Root cause pattern: order-book economics without enough volume or buffer

Oxium had visible activity before the shutdown. In March 2026, the project posted that market structure was consolidating on Sei and that Oxium had passed $1.12B in cumulative volume with 16.7% cumulative market share across the third and fourth quarters. 15 Its fourth-quarter update cited $378M in spot volume, 1,427 traders, and about 90% lower trading costs than other Sei DEXs. 15
The fee side looked much weaker. DeFiLlama data cited in public coverage showed $263,215 in annualized fees and $253,141 in cumulative fees for Oxium. 16 That is roughly $22,000 in monthly annualized fee revenue before accounting for infrastructure, development, security, support, and team costs. 16 Public VC funding was not disclosed in the available coverage, so Oxium does not appear to have had a disclosed capital buffer. 6
The market context made the revenue problem worse. Coinpedia reported that SEI had fallen about 95% from its 2024 high, while Sei network TVL had dropped from roughly $600M to about $40M–$60M and daily DEX volume had fallen to about $9M–$10M. 17 Token Relations reported that Sei still had daily active addresses and EVM transaction activity in early 2026, but that does not solve the narrower question of whether Oxium captured enough revenue from its own trading layer. 18
MEXC / Hokanews described the structural issue with order-book DEXs: the model works best when many participants continuously place orders, but liquidity can disappear quickly when activity falls. 6 BlockBeats read Oxium's closure as part of a broader shift in Sei's application layer as Sei moved its strategic emphasis toward EVM compatibility rather than its original high-performance order-book narrative. 19 That interpretation is secondary analysis, not a team statement, but it fits the operating evidence: Oxium depended on a narrow trading environment that no longer produced enough fees.

Founder diagnostic

Oxium's lesson is the simplest one to put into a spreadsheet. Activity is not revenue, and revenue is not contribution margin. A trading venue can quote cumulative volume, market share, and trader count while still failing to cover the fixed cost of running the product.
The diagnostic question: at today's fee rate, how much sustained usage is required to cover the team and infrastructure without subsidies? If the answer requires a market rebound, token incentives, or ecosystem growth outside the company's control, the business is exposed even when the product works.
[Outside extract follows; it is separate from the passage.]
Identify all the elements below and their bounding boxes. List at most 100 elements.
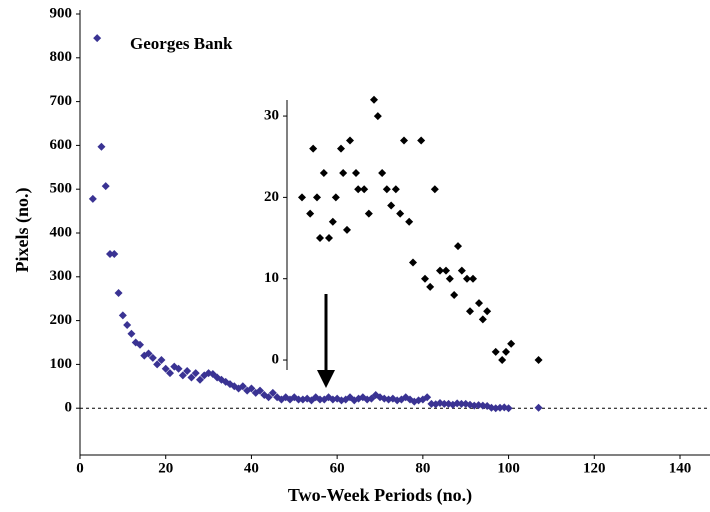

What connects the three cases

These shutdowns do not point to one universal startup mistake. Vint had a trust and operating-liability problem. JiviAI had a proprietary AI cost problem. Oxium had a fee-capture problem. The common thread is that each company had a traction signal that could be mistaken for proof of durability:
  • Vint had revenue growth and early distribution returns, but its losses grew faster and customers reported breakdowns in service and liquidity. 1 10
  • JiviAI had benchmark claims, a respected AI investor, and a claimed global user base, but available disclosures did not show a margin profile that could survive rising AI infrastructure costs. 3 4
  • Oxium had cumulative trading volume and market-share claims, but the available fee data was too small to support the operation. 15 16
The practical takeaway for founders is to instrument the counter-metric next to the headline metric. Next to users, track gross margin per active user. Next to volume, track net revenue after incentives and infrastructure. Next to funding runway, track which obligations continue after growth slows. Next to benchmark wins, track whether the benchmark maps to a paid workflow.
A shutdown announcement is usually late. The earlier signal is the moment a company's best-looking metric stops answering the question that matters: can this product fund the promises it has already made?